Page 43 of Selling Innocence

Her voice trailed off, the hardness in her expression slipping away.

She reached out and touched my forearm, her fingers gentle as she pulled my arm, the move so surprising I didn’t react at first.

“You’re hurt,” she whispered.

I dropped my gaze to find blood soaked into my suit jacket. “It’s not deep,” I assured her. “It happened at the start, when the man swung the knife at us. I hardly noticed it.”

She blinked slowly, her expression flat, her skin quickly losing its color. After a long silent moment, she rushed out of her chair and into the bathroom, then came back with a first-aid kit clutched in her hands.

Now she acts like she’s panicked?

She’d dealt with the attackers without so much as a whimper or complaint, had used a hell of an impressive self-defense move, had even slid the clip of that pistol back into the gun with the certainty of a person used to guns, yet one little cut and she behaved as though the knife had hit a vital organ?

Who the hell is this girl?

“It’s fine,” I told her again as she kneeled on the floor in front of me. It made her appear even smaller, even younger, and my mind went straight into the gutter for one shameful moment.
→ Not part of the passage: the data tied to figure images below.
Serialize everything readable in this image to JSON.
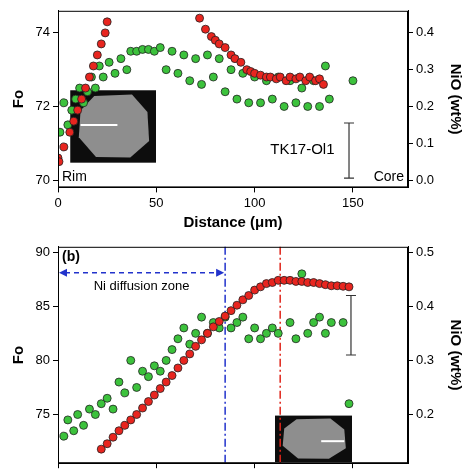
{
  "chart_data": [
    {
      "type": "scatter",
      "x_label": "Distance (μm)",
      "y_label": "Fo",
      "y2_label": "NiO (wt%)",
      "sample": "TK17-Ol1",
      "rim_label": "Rim",
      "core_label": "Core",
      "xlim": [
        0,
        178
      ],
      "xticks": [
        0,
        50,
        100,
        150
      ],
      "ylim": [
        69.8,
        74.6
      ],
      "yticks": [
        70,
        72,
        74
      ],
      "y2lim": [
        -0.02,
        0.46
      ],
      "y2ticks": [
        {
          "value": 0,
          "label": "0.0"
        },
        0.1,
        0.2,
        0.3,
        0.4
      ],
      "grid": false,
      "series": [
        {
          "color": "#e8251f",
          "marker": "circle",
          "x": [
            0,
            0.5,
            3,
            6,
            8,
            10,
            12,
            14,
            16,
            18,
            20,
            22,
            24,
            25,
            72,
            75,
            78,
            80,
            82,
            85,
            88,
            90,
            93,
            96,
            98,
            100,
            103,
            106,
            108,
            111,
            113,
            116,
            118,
            121,
            123,
            126,
            128,
            131,
            133,
            135
          ],
          "values": [
            70.6,
            70.5,
            70.9,
            71.3,
            71.6,
            71.9,
            72.2,
            72.5,
            72.8,
            73.1,
            73.4,
            73.7,
            74.0,
            74.3,
            74.4,
            74.1,
            73.9,
            73.8,
            73.7,
            73.6,
            73.4,
            73.3,
            73.2,
            73.0,
            72.95,
            72.9,
            72.85,
            72.8,
            72.8,
            72.75,
            72.8,
            72.7,
            72.8,
            72.75,
            72.8,
            72.7,
            72.8,
            72.7,
            72.75,
            72.6
          ]
        },
        {
          "color": "#3cc23c",
          "marker": "circle",
          "axis": "y2",
          "x": [
            1,
            3,
            5,
            7,
            9,
            11,
            13,
            15,
            17,
            19,
            21,
            23,
            26,
            29,
            32,
            35,
            37,
            40,
            43,
            46,
            49,
            52,
            55,
            58,
            61,
            64,
            67,
            70,
            73,
            76,
            79,
            82,
            85,
            88,
            91,
            94,
            97,
            100,
            103,
            106,
            109,
            112,
            115,
            118,
            121,
            124,
            127,
            130,
            133,
            136,
            138,
            150
          ],
          "values": [
            0.13,
            0.21,
            0.15,
            0.19,
            0.22,
            0.25,
            0.21,
            0.24,
            0.28,
            0.25,
            0.31,
            0.28,
            0.32,
            0.29,
            0.33,
            0.3,
            0.35,
            0.35,
            0.355,
            0.355,
            0.35,
            0.36,
            0.3,
            0.35,
            0.29,
            0.34,
            0.27,
            0.33,
            0.26,
            0.34,
            0.28,
            0.33,
            0.24,
            0.3,
            0.22,
            0.29,
            0.21,
            0.28,
            0.21,
            0.27,
            0.22,
            0.28,
            0.2,
            0.27,
            0.21,
            0.25,
            0.2,
            0.27,
            0.2,
            0.31,
            0.22,
            0.27
          ]
        }
      ],
      "error_bar": {
        "x": 148,
        "y": 0.08,
        "error": 0.075,
        "axis": "y2"
      }
    },
    {
      "type": "scatter",
      "y_label": "Fo",
      "y2_label": "NiO (wt%)",
      "panel_label": "(b)",
      "xlim": [
        0,
        178
      ],
      "xticks": [
        0,
        50,
        100,
        150
      ],
      "tick_labels": "y",
      "ylim": [
        70.5,
        90.5
      ],
      "yticks": [
        75,
        80,
        85,
        90
      ],
      "y2lim": [
        0.11,
        0.51
      ],
      "y2ticks": [
        0.2,
        0.3,
        0.4,
        0.5
      ],
      "grid": false,
      "series": [
        {
          "color": "#e8251f",
          "marker": "circle",
          "x": [
            22,
            25,
            28,
            31,
            34,
            37,
            40,
            43,
            46,
            49,
            52,
            55,
            58,
            61,
            64,
            67,
            70,
            73,
            76,
            79,
            82,
            85,
            88,
            91,
            94,
            97,
            100,
            103,
            106,
            109,
            112,
            115,
            118,
            121,
            124,
            127,
            130,
            133,
            136,
            139,
            142,
            145,
            148
          ],
          "values": [
            71.8,
            72.3,
            72.9,
            73.5,
            74.0,
            74.5,
            75.0,
            75.6,
            76.2,
            76.8,
            77.4,
            78.0,
            78.6,
            79.3,
            80.0,
            80.6,
            81.3,
            81.9,
            82.5,
            83.1,
            83.6,
            84.1,
            84.6,
            85.1,
            85.6,
            86.0,
            86.5,
            86.8,
            87.1,
            87.2,
            87.4,
            87.4,
            87.4,
            87.3,
            87.3,
            87.2,
            87.2,
            87.1,
            87.0,
            86.9,
            86.9,
            86.85,
            86.8
          ]
        },
        {
          "color": "#3cc23c",
          "marker": "circle",
          "axis": "y2",
          "x": [
            3,
            5,
            8,
            10,
            13,
            16,
            19,
            22,
            25,
            28,
            31,
            34,
            37,
            40,
            43,
            46,
            49,
            52,
            55,
            58,
            61,
            64,
            67,
            70,
            73,
            76,
            79,
            82,
            85,
            88,
            91,
            94,
            97,
            100,
            103,
            106,
            109,
            112,
            118,
            121,
            124,
            127,
            130,
            133,
            136,
            139,
            145,
            148
          ],
          "values": [
            0.16,
            0.19,
            0.17,
            0.2,
            0.18,
            0.21,
            0.2,
            0.22,
            0.23,
            0.21,
            0.26,
            0.24,
            0.3,
            0.25,
            0.28,
            0.27,
            0.29,
            0.28,
            0.3,
            0.32,
            0.34,
            0.36,
            0.33,
            0.35,
            0.38,
            0.35,
            0.37,
            0.36,
            0.38,
            0.36,
            0.37,
            0.38,
            0.34,
            0.36,
            0.34,
            0.35,
            0.36,
            0.35,
            0.37,
            0.34,
            0.46,
            0.35,
            0.37,
            0.38,
            0.35,
            0.37,
            0.37,
            0.22
          ]
        }
      ],
      "error_bar": {
        "x": 149,
        "y": 0.365,
        "error": 0.055,
        "axis": "y2"
      },
      "zone": {
        "text": "Ni diffusion zone",
        "x_range": [
          0,
          85
        ],
        "color": "#2233cc",
        "line_style": "dashed"
      },
      "vlines": [
        {
          "x": 85,
          "color": "#2233cc",
          "line_style": "dashdot"
        },
        {
          "x": 113,
          "color": "#e0261b",
          "line_style": "dashdot"
        }
      ]
    }
  ]
}
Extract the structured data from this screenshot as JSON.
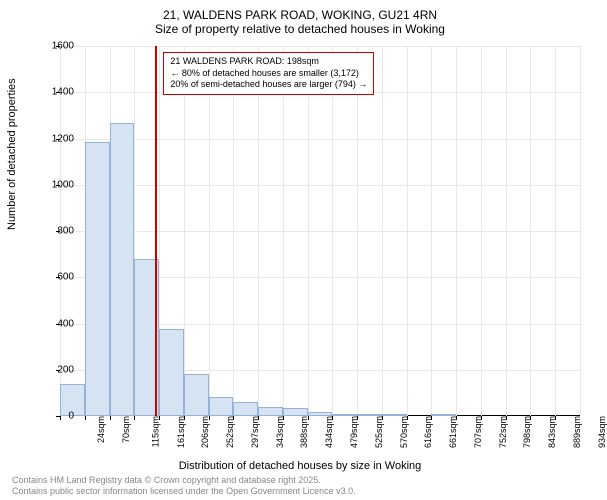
{
  "title_main": "21, WALDENS PARK ROAD, WOKING, GU21 4RN",
  "title_sub": "Size of property relative to detached houses in Woking",
  "y_axis_label": "Number of detached properties",
  "x_axis_label": "Distribution of detached houses by size in Woking",
  "chart": {
    "type": "histogram",
    "bar_fill": "#d6e3f3",
    "bar_border": "#95b3d7",
    "grid_color": "#e8e8e8",
    "ref_line_color": "#cc0000",
    "background": "#ffffff",
    "ylim": [
      0,
      1600
    ],
    "ytick_step": 200,
    "x_categories": [
      "24sqm",
      "70sqm",
      "115sqm",
      "161sqm",
      "206sqm",
      "252sqm",
      "297sqm",
      "343sqm",
      "388sqm",
      "434sqm",
      "479sqm",
      "525sqm",
      "570sqm",
      "616sqm",
      "661sqm",
      "707sqm",
      "752sqm",
      "798sqm",
      "843sqm",
      "889sqm",
      "934sqm"
    ],
    "bar_values": [
      140,
      1185,
      1265,
      680,
      375,
      180,
      82,
      60,
      40,
      35,
      18,
      10,
      8,
      5,
      0,
      3,
      0,
      0,
      0,
      0,
      0
    ],
    "ref_line_bin_index": 3,
    "ref_line_position": 0.85
  },
  "annotation": {
    "line1": "21 WALDENS PARK ROAD: 198sqm",
    "line2": "← 80% of detached houses are smaller (3,172)",
    "line3": "20% of semi-detached houses are larger (794) →"
  },
  "footer": {
    "line1": "Contains HM Land Registry data © Crown copyright and database right 2025.",
    "line2": "Contains public sector information licensed under the Open Government Licence v3.0."
  }
}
Then again, with how busy I always was, I hadn’t made time for anything like women in months. Who could blame my primitive brain when a girl this pretty got on her knees in front of me?

However, she was young enough to be my daughter and in no position for me to even think about such things, so I tried to wrench my brain from that.

She tugged at my jacket until I removed it, then tried to undo the buttons at the cuff of my shirt. Her fingers trembled, making it impossible to work free the tiny pearl buttons.

I wanted to tell her again I was fine, that she didn’t have to worry, but I had a feeling it wouldn’t help any more than it had before. Sometimes panic only eased when the person saw everything was okay with their own eyes.

I extracted my arm from her death grip and undid the cuff, then rolled the bloodied fabric to my elbow. The shirt was done for anyway, since getting blood out of white shirts was a losing battle.

Just a fact of the job.

Once the wound appeared from beneath the sleeve, her eyes widened at the deep slash. It still bled, oozing slowly now, and probably only because my movement had reopened it.

I thought she’d freeze, that the panic beating at her would win. Leave it to Kenz to be stronger than she appeared, yet again, because she took an alcohol swab from the first-aid kit in her trembling fingers.

She tore one open, leaving the trash in the lid of the kit, then went about cleaning around the wound. Her touch was amazingly gentle, careful.

Nothing like when I treated myself or, worse, when one of my colleagues did it. I hired bodyguards for my company, people who knew how to do first aid and could stitch a wound if needed, but they’d never learned good bedside manner.

I wouldn’t mind getting hurt more if I had Kenz here patching me up afterward.

I shook away the unwelcome thought, both because it felt too dangerous and because the last thing I wanted was to panic her like this again.

“You don’t need stitches,” she said, her gaze pinned to her work.

“I told you it wasn’t bad.”

“You didn’t even treat it.”

“I knew it only needed to be cleaned and wrapped, and I had to contact the others then check in on you.”

“Why would you ignore this just to make sure my little feelings weren’t hurt?”

I caught her chin with my other hand, then lifted her dark eyes to mine.

She really is astoundingly lovely.

It was far from the first time I’d noticed it, but it might have been the first time I’d really accepted it, that I’d recognized it or allowed myself to think it.

Her hair was long and loose, tumbling down over her shoulders. Between her dark hair, her dark eyes, her dark eyebrows, her skin seemed to glow. Light freckles dotted her cheeks, but unless I was this close to her, I doubted I would have noticed them.